そのあるべき姿とは、私たちのうち(中)にキリストが形造られることです。
これは、聖書全体のメッセージでもあります。
そもそも問題の始まりは、アダムとイヴの堕落です。
禁断の「善悪の知識の木の実」を食べた結果、彼らは楽園から追放されました。それは、彼らが「いのちの木」の実を食べられないようにするためでした。
以来人類にとって、「いのちの木の実」を食べる、すなわち、不老不死のいのちを得ることが悲願となりました。
古代からそれは呪術、ミイラ、宗教で説かれる「あの世」の世界、その他さまざまな形で追及されてきました。
そして現代に至って、ついに科学技術によってそれを現実化する道が開けてきました。
ひとつは遺伝子編集によって細胞の老化そのものを停止させ、肉体を不滅化する技術。もうひとつは、脳と人工知能を融合させ、精神活動を永遠化する技術です。
どちらも、自らの力によってエデンの園に再侵入しようとする試みです。
この流れの未来については、ふたつの反応があります。ひとつは宗教側からのもので、そのような神の領域を犯そうとすることは許されず、なお強行しようとすれば厳しい審判が下るであろうというものです。
もう一つは、アンチ宗教側からのもので、これによって、人類は神や宗教の呪縛から解放されるというものです。
両者は出発点が正反対ですから、当然議論は水掛け論になります。そうこうしている間に、技術自体は驚異的なスピードで進歩していきます。
ここで私たちは、問題の本質を冷静に考えてみなければなりません。
聖書のメッセージはこうです。神は私たちに「いのちの木の実」を食べさせたいと願っておられる。ただし、現状のように、間違った仕方で「善悪の知識の実」を食べた状態では、それを望まれない、ということです。
簡単に言えば、間違った状態で永遠に生きることは良くないということです。
そのような「永生」は、要するにそれ自体が地獄です。ですから、問題はどのような種類の永生を求めるのかということです。
神が求めておられるのは、神のこどもとしての永生です。ただし、そこに至るには前提条件があります。
それは正しい現状認識から出発すること、すなわち、善悪の知識を横取りすることで神になろうとしている現状そのものが的外れであることを認めることです。

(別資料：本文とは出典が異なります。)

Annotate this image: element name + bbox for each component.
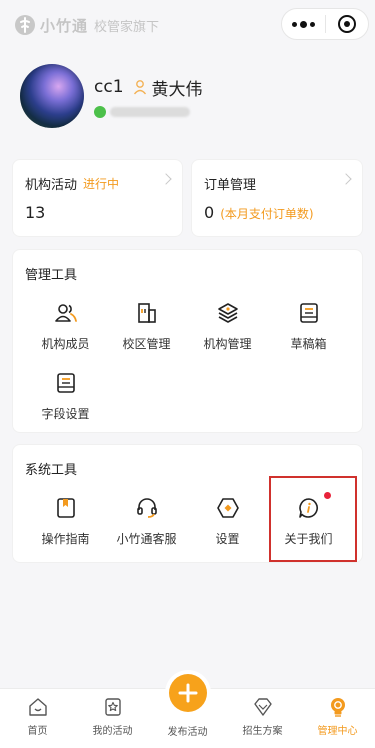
person-icon — [133, 80, 146, 95]
tab-label: 发布活动 — [167, 727, 208, 738]
nickname: cc1 — [94, 77, 124, 97]
tab-label: 我的活动 — [92, 726, 133, 737]
home-icon — [28, 698, 47, 716]
tool-settings[interactable]: 设置 — [187, 492, 268, 562]
activity-stat-card[interactable]: 机构活动 进行中 13 — [12, 159, 183, 237]
brand: 小竹通 校管家旗下 — [14, 14, 159, 36]
tool-members[interactable]: 机构成员 — [25, 297, 106, 367]
manage-tools-card: 管理工具 机构成员 校区管理 机构管理 草稿箱 字段设置 — [12, 249, 363, 433]
stat-value: 0 — [204, 203, 215, 222]
members-icon — [54, 304, 77, 322]
profile-info: cc1 黄大伟 — [94, 74, 203, 118]
tool-field-settings[interactable]: 字段设置 — [25, 367, 106, 437]
stat-value: 13 — [25, 203, 46, 222]
tool-label: 字段设置 — [41, 407, 90, 421]
section-title: 管理工具 — [25, 268, 78, 283]
tab-label: 招生方案 — [242, 726, 283, 737]
tab-label: 管理中心 — [317, 726, 358, 737]
user-profile[interactable]: cc1 黄大伟 — [20, 64, 203, 128]
tool-label: 机构成员 — [41, 337, 90, 351]
mini-program-capsule — [281, 8, 369, 40]
tool-label: 机构管理 — [203, 337, 252, 351]
plus-icon — [178, 683, 197, 703]
diamond-icon — [253, 698, 272, 716]
guide-icon — [56, 498, 75, 518]
tab-management-center[interactable]: 管理中心 — [300, 689, 375, 748]
tool-label: 操作指南 — [41, 532, 90, 546]
tool-label: 校区管理 — [122, 337, 171, 351]
tool-guide[interactable]: 操作指南 — [25, 492, 106, 562]
manage-tools-grid: 机构成员 校区管理 机构管理 草稿箱 字段设置 — [25, 297, 350, 437]
tab-label: 首页 — [27, 726, 48, 737]
bottom-tab-bar: 首页 我的活动 发布活动 招生方案 管理中心 — [0, 674, 375, 748]
stat-title: 订单管理 — [204, 178, 257, 193]
field-settings-icon — [56, 373, 75, 393]
brand-subtitle: 校管家旗下 — [94, 19, 160, 35]
close-mini-program-icon[interactable] — [326, 15, 368, 33]
brand-name: 小竹通 — [40, 16, 89, 35]
order-stat-card[interactable]: 订单管理 0 (本月支付订单数) — [191, 159, 363, 237]
more-menu-icon[interactable] — [282, 20, 325, 28]
tab-home[interactable]: 首页 — [0, 689, 75, 748]
drafts-icon — [299, 303, 318, 323]
headset-icon — [136, 498, 157, 518]
stat-note: (本月支付订单数) — [220, 207, 314, 221]
tab-publish[interactable]: 发布活动 — [150, 674, 225, 748]
masked-phone — [94, 106, 203, 118]
tool-drafts[interactable]: 草稿箱 — [268, 297, 349, 367]
highlight-annotation-box — [269, 476, 357, 562]
tool-label: 设置 — [215, 532, 240, 546]
tool-label: 小竹通客服 — [116, 532, 177, 546]
real-name: 黄大伟 — [151, 79, 203, 100]
tab-enrollment-plans[interactable]: 招生方案 — [225, 689, 300, 748]
publish-button[interactable] — [168, 674, 207, 712]
star-doc-icon — [104, 698, 121, 716]
tool-label: 草稿箱 — [290, 337, 327, 351]
layers-icon — [217, 303, 238, 323]
hexagon-settings-icon — [216, 498, 239, 518]
tool-customer-service[interactable]: 小竹通客服 — [106, 492, 187, 562]
wechat-icon — [94, 106, 106, 118]
status-tag: 进行中 — [83, 177, 120, 191]
app-header: 小竹通 校管家旗下 — [0, 0, 375, 50]
tool-campus[interactable]: 校区管理 — [106, 297, 187, 367]
blurred-phone-number — [110, 107, 190, 117]
avatar[interactable] — [20, 64, 84, 128]
tool-org-manage[interactable]: 机构管理 — [187, 297, 268, 367]
stat-title: 机构活动 — [25, 178, 78, 193]
tab-my-activities[interactable]: 我的活动 — [75, 689, 150, 748]
bulb-icon — [330, 698, 345, 717]
bamboo-logo-icon — [15, 15, 35, 35]
campus-icon — [137, 303, 156, 323]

要は、神から離れていることを悟り、同時にそのような自分を受け入れ、神のこどもとしてくださる恵みを受け入れることです。
神が私たちをこどもとするために、神の真のひとり子を私たちのうちに形作るという道を選ばれました。
そのひとり子は、まずマリアのうちに文字通り宿り、真の人として地上を歩まれました。
地上のキリストは、人としての制約を受けつつ、聖霊の無限の注ぎを受けることにより、神の子であると同時に人の子としての姿を現されました。

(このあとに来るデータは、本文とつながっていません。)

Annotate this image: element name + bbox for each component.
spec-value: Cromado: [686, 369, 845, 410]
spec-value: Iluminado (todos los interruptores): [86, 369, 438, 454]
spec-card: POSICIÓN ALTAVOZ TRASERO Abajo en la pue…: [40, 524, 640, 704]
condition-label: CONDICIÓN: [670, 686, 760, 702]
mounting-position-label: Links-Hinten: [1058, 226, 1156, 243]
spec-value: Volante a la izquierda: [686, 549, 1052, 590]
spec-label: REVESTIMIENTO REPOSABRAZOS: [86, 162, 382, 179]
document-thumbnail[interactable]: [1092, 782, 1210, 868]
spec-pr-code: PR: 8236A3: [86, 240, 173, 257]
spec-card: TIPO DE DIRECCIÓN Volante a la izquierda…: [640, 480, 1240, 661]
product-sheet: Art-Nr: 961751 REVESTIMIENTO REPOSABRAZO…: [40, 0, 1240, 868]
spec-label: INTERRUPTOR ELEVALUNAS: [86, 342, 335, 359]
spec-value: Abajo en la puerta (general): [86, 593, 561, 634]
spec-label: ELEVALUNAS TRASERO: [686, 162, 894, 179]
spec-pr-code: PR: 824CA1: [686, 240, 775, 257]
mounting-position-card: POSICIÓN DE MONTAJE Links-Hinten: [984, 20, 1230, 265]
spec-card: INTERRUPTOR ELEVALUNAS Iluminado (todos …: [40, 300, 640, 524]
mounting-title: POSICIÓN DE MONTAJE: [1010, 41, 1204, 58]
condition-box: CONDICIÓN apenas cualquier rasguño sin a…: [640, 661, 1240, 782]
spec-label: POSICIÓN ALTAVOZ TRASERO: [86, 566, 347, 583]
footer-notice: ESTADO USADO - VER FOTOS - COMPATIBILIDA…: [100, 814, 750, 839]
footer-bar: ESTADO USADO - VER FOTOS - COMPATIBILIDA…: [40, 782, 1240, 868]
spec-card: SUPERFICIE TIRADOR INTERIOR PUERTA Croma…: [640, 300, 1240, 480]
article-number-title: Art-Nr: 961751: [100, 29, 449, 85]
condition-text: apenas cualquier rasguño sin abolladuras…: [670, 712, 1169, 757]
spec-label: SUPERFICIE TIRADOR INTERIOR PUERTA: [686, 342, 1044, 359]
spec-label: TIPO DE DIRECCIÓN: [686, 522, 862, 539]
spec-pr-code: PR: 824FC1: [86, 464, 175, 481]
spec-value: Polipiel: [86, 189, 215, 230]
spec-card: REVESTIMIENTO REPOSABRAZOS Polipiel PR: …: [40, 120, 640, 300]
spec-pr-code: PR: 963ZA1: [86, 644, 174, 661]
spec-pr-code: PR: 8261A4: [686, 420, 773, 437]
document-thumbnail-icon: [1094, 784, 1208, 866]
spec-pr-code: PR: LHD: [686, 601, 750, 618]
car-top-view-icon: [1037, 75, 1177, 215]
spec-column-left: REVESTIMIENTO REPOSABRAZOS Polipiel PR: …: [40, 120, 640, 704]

そして、神に背を向けている人々の罪を一身に背負い、十字架の上でいのちを捧げられたのです。
そして復活し、今や求めるすべての人に聖霊を注がれます。
その聖霊によって、キリスト=神の子が私たちのうちに形造られるのです。
「私たちのうちに」というと、「外側=肉体 内側=心」という図式を連想し、全てを心の持ち方に問題に限定してしまいがちです。
しかし、「うち」というのは物理的に内側というよりも、「そこにおいて」という意味に捉えるべきです。

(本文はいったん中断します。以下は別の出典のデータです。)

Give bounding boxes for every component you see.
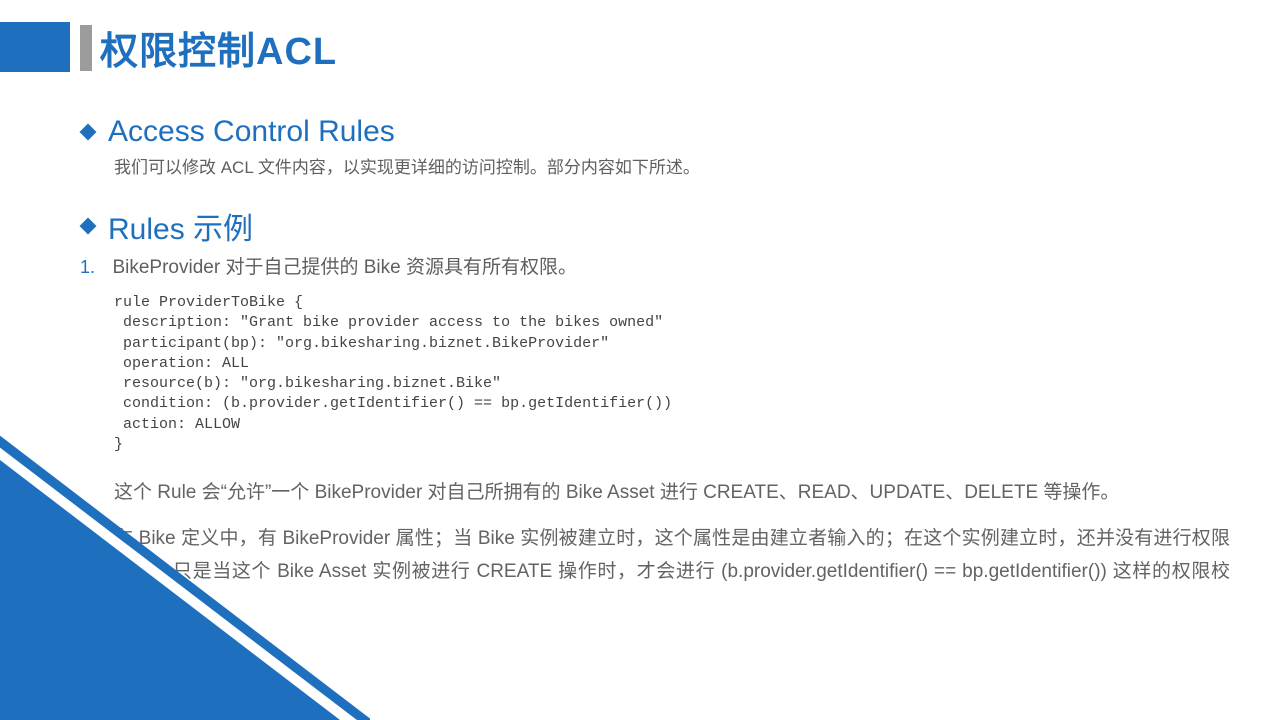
slide-title: 权限控制ACL (100, 20, 337, 75)
list-item-text: BikeProvider 对于自己提供的 Bike 资源具有所有权限。 (112, 257, 577, 278)
decorative-triangle-fill (0, 460, 340, 720)
bullet-row: Rules 示例 (80, 204, 1230, 248)
section-description: 我们可以修改 ACL 文件内容，以实现更详细的访问控制。部分内容如下所述。 (114, 153, 1230, 178)
list-number: 1. (80, 257, 108, 278)
section-heading: Access Control Rules (108, 115, 395, 149)
numbered-list: 1. BikeProvider 对于自己提供的 Bike 资源具有所有权限。 (80, 252, 1230, 279)
section-access-control-rules: Access Control Rules 我们可以修改 ACL 文件内容，以实现… (80, 115, 1230, 178)
section-heading: Rules 示例 (108, 204, 253, 248)
diamond-bullet-icon (80, 124, 97, 141)
title-accent-block (0, 22, 70, 72)
diamond-bullet-icon (80, 218, 97, 235)
bullet-row: Access Control Rules (80, 115, 1230, 149)
title-accent-bar (80, 25, 92, 71)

聖霊が宿る心は、脳にあるのか腹(腸)にあるのかなどというのはナンセンスです。
そうではなく、キリストは、私という存在全体において形造られるというのです。
全体ですから、体も心も行動もすべてです。
そのような意味での「キリスト」は形造られるものです。造られるのであって、私たちが造るのではありません。
造れるのは、当然のことですが神おひとりです。
私たちの側から言えば、神に造っていただくということであり、それが唯一可能な道です。
神から離れた人において、神が神の子を形造るということ、これが神の恵みであり、神の義です。
そのためにキリストがマリアを通してお生まれになりました。
その出来事に思いを馳せつつ、キリストが形造られる恵みを感謝し、祈り続けましょう。
―考察―
1.「永生」を求めるということについて、どう思いますか?
2.母マリアについて、どう思いますか?
3.神はなぜ、あえて神から離れた人においてキリストを形造られるのでしょうか?